If there is any group of people the World over who should be devoted to the pursuit of knowledge throughout their lifetimes and beyond their own community, it is the Sikhs. Yet it is quite the opposite that we find; far from harbouring an inquisitive environment about the World around us and beyond, we rarely have the most rudimentary understanding of our own ideology. And this is where the problems begin for us today in the current climate. If Sikhs are to become realised people who can suitably face up to the challenges of the 21st century, we must know who it is that we are ourselves. And we must then learn about the World we all inhabit beyond the shores of our own geography and practices.

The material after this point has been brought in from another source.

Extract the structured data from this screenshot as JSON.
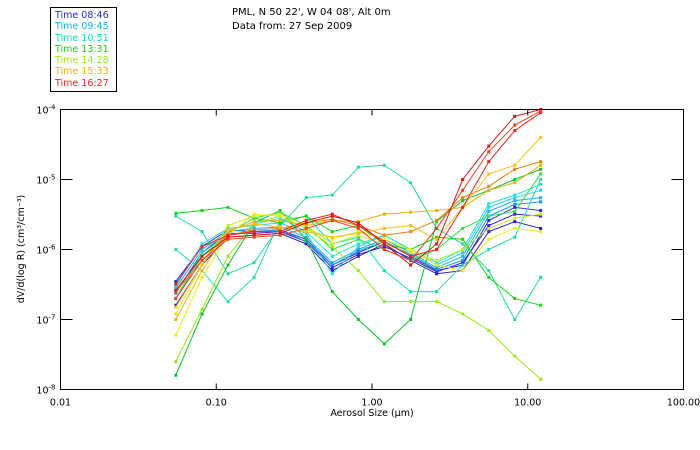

Our entire Panth is mesmerised by the idea of teaching ‘youth’ and whilst that was once a worthy aim, sadly it has also become the sole focus of recent generations. In the Sikh way of life, education is for all ages without exception and the emphasis is on learning, not teaching. There are ‘Gurmat Camps’ galore, ‘Khalsa Schools’ in abundance and ‘Workshops’ aplenty for those under 21; but there is little provision for adult classes, meagre attendance at day seminars and woeful interest in study circles. It would seem that we are more interested in telling what little we do know to younger minds, but instead of instigating development generation-on-generation which should be our desire, we are actually perpetuating an environment of stagnation.

Our amalgamation into wider society is limited. Too few Sikhs are members of internationally renowned charities such as Amnesty International and Medecins sans Frontiers, or active within groups like Wikipedia and Democracy Now. By ignoring the mainstream work of truly humanitarian groups, we have isolated ourselves and made it easier for others to ignore us. In that same vain we are few and far between when it comes to mainstream media in our adopted nations in the West. This does not mean we need more journalists, producers and editors from our midst, although that wouldn’t be such a bad thing. What I would like to see more of is representation in press and media outlets when non-Sikh issues are being discussed. We cannot continue to merely cry foul when our own Panth is being attacked; our drive to make the World a better place has to begin in earnest much earlier and has to take a much more inclusive approach.

A wholesale change is needed in our community in this regard. Do not wait for the Gurdware committees to introduce it, for it will not come through them. Start a Sikh study circle today. Don’t wait for your friends and family to join you, start it. Meet in coffee shops, hotel lobbies or public parks. Start reading blogs, articles and books about Sikh history, culture and ideology as well as wider topics that interest you. Visit your local library and become a member if you are not already – look for books that they hold about Sikhi and if they are not adequate, donate more varied works, but take time to browse through the range of other topics that you are interested in. Enrol in a course on Sikh Studies and take the time to learn about what it is that you profess to be. Start to attend seminars, lectures and discussion groups across the country to meet with others who are also on this path of learning.

I wholly accept that I have made some rather sweeping generalisations in this article and that it doesn’t apply to every Sikh in the Diaspora. However, what we are all guilty of is the position that the Panth is in – without international influence, clear direction and generational progress.